Predominant baseline CN for assigned chromosomes of 24 tumor samples. Codes: yellow = diploid; red = CN gain; blue = CN loss; pink = mixed gains and losses; u = unbalanced; * = LOH detected for losses; ^ = LOH not detected for losses; underline = CN under estimated by LR; ? = ambiguous AR pattern.

Figure 8

Complex losses and gains in the q-arm of Chr:16 of sample C111. The figure shows the LR from the 500 K (top) and 19 K BAC (bottom) arrays with the genomic scale (x-axis) indicating the SNP position or the center point of the BAC clone. The status of the CN changes is more clearly resolved with the 500 K arrays than with the BAC array, particularly for two sizeable regions of loss (between 45 Mb-54 Mb and 59 Mb – 63 Mb). Furthermore, CGH does not clearly detect a loss at 20.88 – 23.36 Mb and a copy neutral region within a deletion at 77.14 – 77.54 Mb (arrows).

Figure 9

Complex losses in the p-arm of Chr:9 of sample C79. The 500 K array generates a detailed fine mapping of this region compared with the grosser image from the 6 K BAC array. In particular, the BAC array misses losses at 10.32 – 11.83 Mb and 14.94 – 21.07 Mb, as well as a copy neutral region from 22.90–23.76 Mb (vertical arrows).

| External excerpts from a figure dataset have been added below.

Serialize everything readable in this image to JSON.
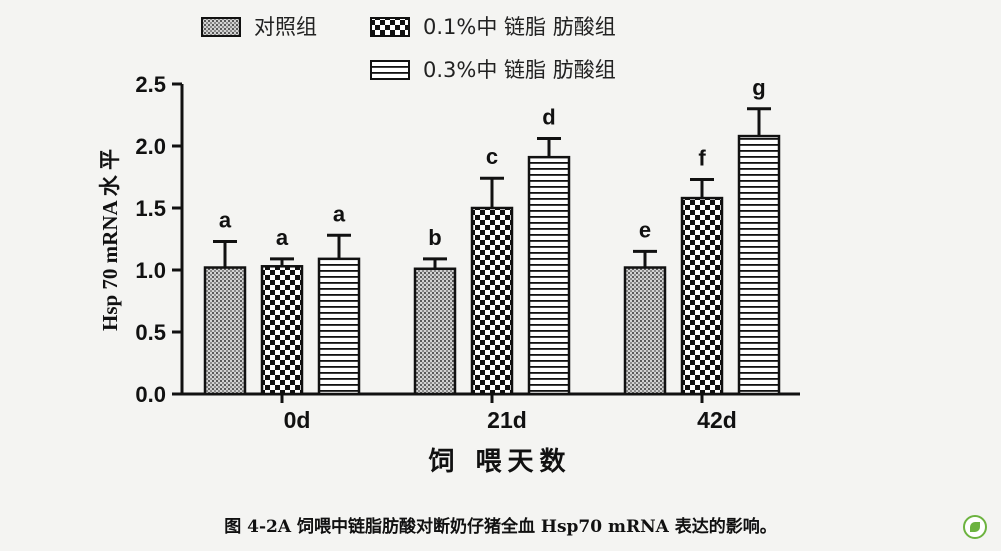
{
  "chart_data": {
    "type": "bar",
    "categories": [
      "0d",
      "21d",
      "42d"
    ],
    "series": [
      {
        "name": "对照组",
        "values": [
          1.02,
          1.01,
          1.02
        ],
        "errors": [
          0.21,
          0.08,
          0.13
        ],
        "labels": [
          "a",
          "b",
          "e"
        ]
      },
      {
        "name": "0.1%中 链脂 肪酸组",
        "values": [
          1.03,
          1.5,
          1.58
        ],
        "errors": [
          0.06,
          0.24,
          0.15
        ],
        "labels": [
          "a",
          "c",
          "f"
        ]
      },
      {
        "name": "0.3%中 链脂 肪酸组",
        "values": [
          1.09,
          1.91,
          2.08
        ],
        "errors": [
          0.19,
          0.15,
          0.22
        ],
        "labels": [
          "a",
          "d",
          "g"
        ]
      }
    ],
    "xlabel": "饲  喂天数",
    "ylabel": "Hsp 70 mRNA 水 平",
    "ylim": [
      0,
      2.5
    ],
    "yticks": [
      "0.0",
      "0.5",
      "1.0",
      "1.5",
      "2.0",
      "2.5"
    ],
    "legend_position": "top",
    "grid": false
  },
  "caption": "图 4-2A  饲喂中链脂肪酸对断奶仔猪全血 Hsp70 mRNA 表达的影响。",
  "logo_icon": "leaf-logo-icon"
}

Furthermore, the 500 K mapping clearly delineates a region of homozygous deletion from 21.07 – 22.90 that is not apparent on the BAC array (horizontal arrow).

Figure 10

Discrepancies between 500 K and 19 K BAC arrays for Chr:9 of sample C111. A 5 Mb loss at 33.65 – 38.70 Mb, and two small homozygous deletions at 21.86 – 22.21 Mb and 103.42 – 103.85 Mb are apparent in the 500 K mapping, but not definitively detected by CGH.